Das Land Brandenburg baut mit am „Bauhaus der Erde“: Manja Schüle, Landesministerin für Wissenschaft, Forschung und Kultur, hat heute gemeinsam mit dem renommierten Klimaforscher Hans Joachim Schellnhuber und dem Parlamentarischen Staatssekretär bei der Bundesministerin für Umwelt, Naturschutz und nukleare Sicherheit, Florian Pronold den Grundstein für eine strategische Partnerschaft mit der „Bauhaus der Erde“ gGmbH gelegt. Diese von Schellnhuber und Marc Weissgerber ins Leben gerufene Initiative sieht sich als Keimzelle einer globalen Bewegung mit dem Ziel, die gebaute Umwelt in den nächsten Jahrzehnten nachhaltig zu transformieren.

„Ohne radikale Bauwende auf Basis einer bio-basierten Kreislaufwirtschaft wird das Pariser Klimaabkommen scheitern“,

so Prof. Dr. Dr. Hans Joachim Schellnhuber, Initiator und Co-Geschäftsführer des „Bauhaus der Erde“ und Gründer und früherer Direktor des Potsdam Instituts für Klimafolgenforschung. Im Engagement des Landes Brandenburg sieht er einen Erfolg für den Klimaschutz.

„Was wäre, wenn Walter Gropius und seine Mitstreiter sich plötzlich in der Welt von heute wiederfänden? Mit Sicherheit würden sie die planetare ökologische Krise ins Zentrum ihres Schaffens rücken. Von den meisten zeitgenössischen Kunstschulen und Architekturfakultäten, die sich gerne auf die Bauhausprotagonisten berufen, können wir das leider noch nicht sagen. Das wollen wir ändern – mit einer zweiten Bauhaus-Bewegung im Geiste der ursprünglichen Idee.

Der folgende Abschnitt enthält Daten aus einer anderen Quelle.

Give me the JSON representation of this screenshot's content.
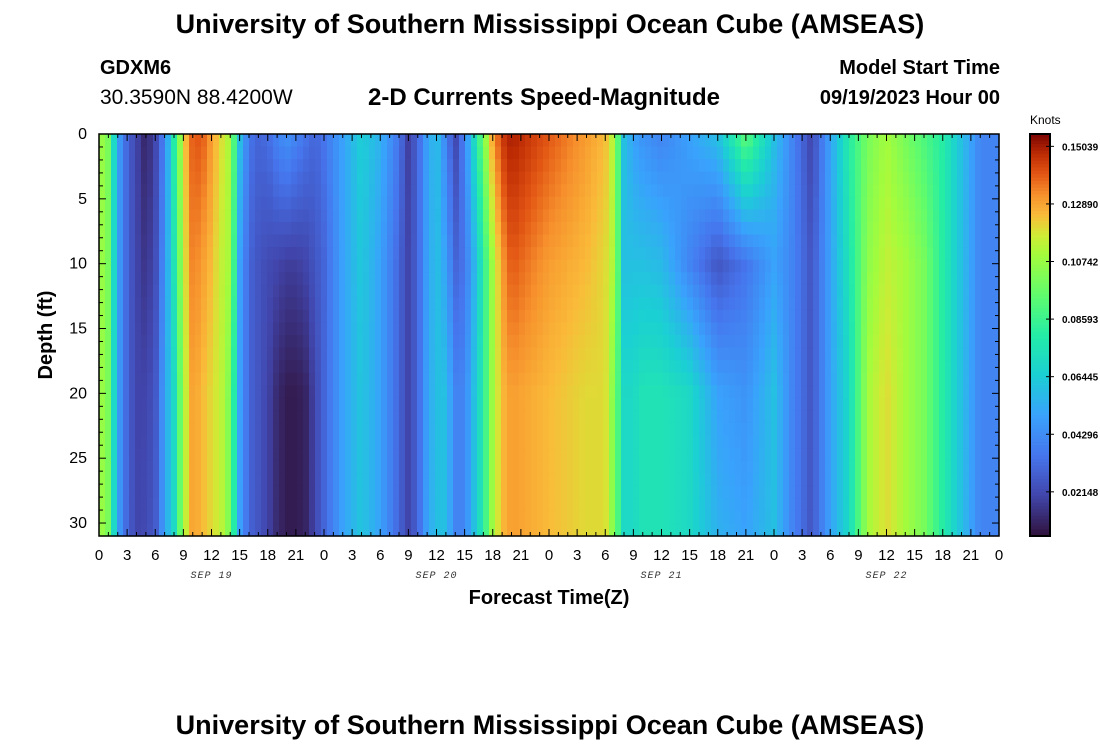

Diesmal mit bewusst ökologischem Anspruch und von Brandenburg aus.“

Das Land Brandenburg unterstützt das Projekt und will die „Bauhaus der Erde“ gGmbH ab 2022 mit jährlich 500.000 Euro fördern. Wissenschaftsministerin Dr. Manja Schüle:

„Der Klimaschutz ist die zentrale Aufgabe für die Politik der kommenden Jahre. Bislang reden wir viel zu wenig über klimafreundliches Bauen, über klimafreundliche Städte. Deshalb finde ich die Idee des „Bauhaus der Erde“ so bestechend. Es ist allerhöchste Zeit, unterschiedliche Disziplinen, unterschiedliche Perspektiven zusammen zu denken, so wie es das Bauhaus vor über 100 Jahren getan hat. Potsdam ist mit seiner Klimaforschungs-Kompetenz dafür der perfekte Standort. Und Professor Schellnhuber, der schon das Potsdam-Institut für Klimafolgenforschung aufgebaut und zu Weltruhm geführt hat, ist der perfekte Gründer.“

Für das Bundesministerium für Umwelt, Naturschutz und nukleare Sicherheit begrüßt der Parlamentarische Staatssekretär, Florian Pronold, die Initiative.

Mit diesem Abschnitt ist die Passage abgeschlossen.